1. Delve into the wealth of Soviet literature and bring to life through re-publication some Soviet titles at intervals that can be sold to party members and the public. The titles chosen should have the broadest popular appeal that will give the unacquainted reader a glimpse of the heroism of Soviet citizens in their struggle against the bourgeoisie and in the struggle for socialism. The books chosen should be suitable to hand to new party supporters and candidates unfamiliar with Soviet history and literature. They should be the most inspirational stories that convey the proletarian ethics and morality of the world’s first socialist state. These stories, some of which might be Stalin Prize winners, are lost to time. Their distribution in the 21st century can be a powerful antidote to the sickness and depravity of the bourgeois arts, and can counter the nihilism that penetrates the ranks of even the most sincere and well-meaning comrades.

2. Give more attention to the artistic output of modern Russia and China, particularly the historical dramas and documentaries. Not only have these countries advanced technically in the production of good historical dramas and documentaries which deal with their revolutionary history, a renaissance is to be observed in the way in which historical personalities are now being reappraised by the young generation of these countries. These films, while not perfect, can play an important role in the development of our own party members and supporters, but need promotion in our party press to bring them to the attention of a British audience.

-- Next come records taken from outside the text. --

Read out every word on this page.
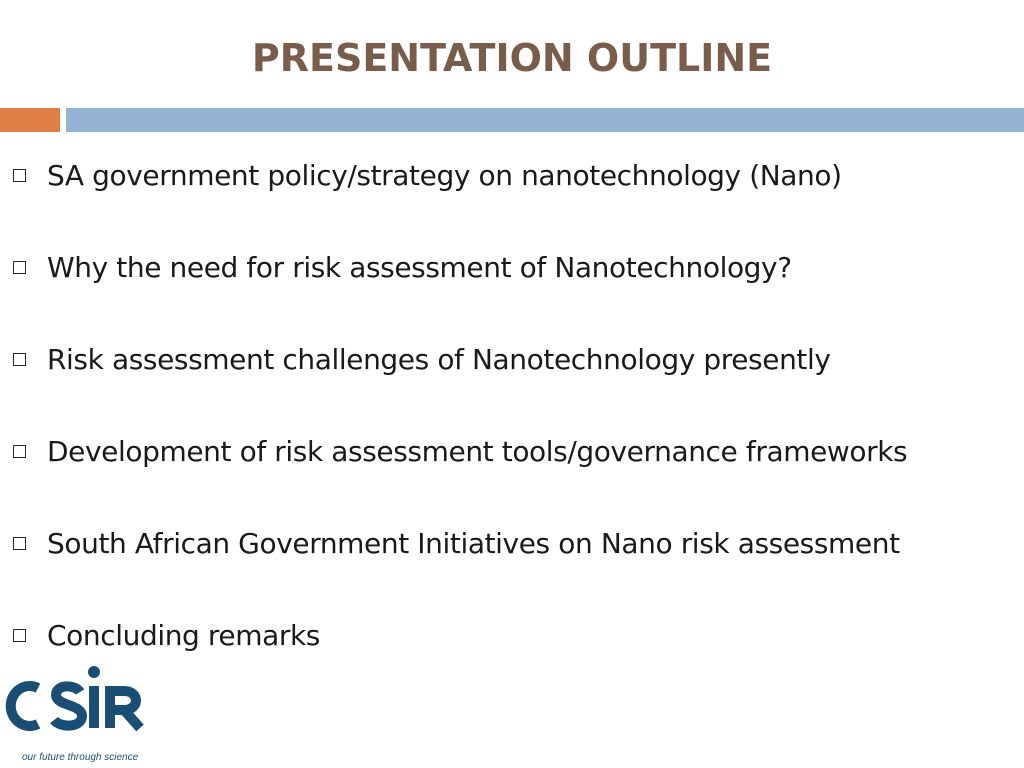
PRESENTATION OUTLINE
SA government policy/strategy on nanotechnology (Nano)
Why the need for risk assessment of Nanotechnology?
Risk assessment challenges of Nanotechnology presently
Development of risk assessment tools/governance frameworks
South African Government Initiatives on Nano risk assessment
Concluding remarks
our future through science
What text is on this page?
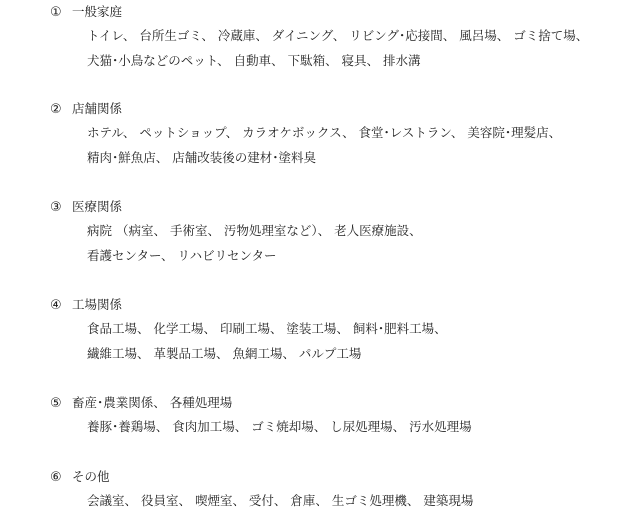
① 一般家庭
トイレ、 台所生ゴミ、 冷蔵庫、 ダイニング、 リビング･応接間、 風呂場、 ゴミ捨て場、
犬猫･小鳥などのペット、 自動車、 下駄箱、 寝具、 排水溝
② 店舗関係
ホテル、 ペットショップ、 カラオケボックス、 食堂･レストラン、 美容院･理髪店、
精肉･鮮魚店、 店舗改装後の建材･塗料臭
③ 医療関係
病院 （病室、 手術室、 汚物処理室など）、 老人医療施設、
看護センター、 リハビリセンター
④ 工場関係
食品工場、 化学工場、 印刷工場、 塗装工場、 飼料･肥料工場、
繊維工場、 革製品工場、 魚網工場、 パルプ工場
⑤ 畜産･農業関係、 各種処理場
養豚･養鶏場、 食肉加工場、 ゴミ焼却場、 し尿処理場、 汚水処理場
⑥ その他
会議室、 役員室、 喫煙室、 受付、 倉庫、 生ゴミ処理機、 建築現場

Resolution on identity politics

While being totally opposed to discrimination on grounds of race, sex or sexual proclivity, this congress declares that obsession with identity politics, including sexual politics, is anti-Marxian.

Congress therefore resolves that the propagation of identity politics, including LGBT ideology, being reactionary and anti-working class and a harmful distraction and diversion from the class struggle of the proletariat for its social emancipation, is incompatible with membership of the party, rendering those involved in its promotion liable to expulsion.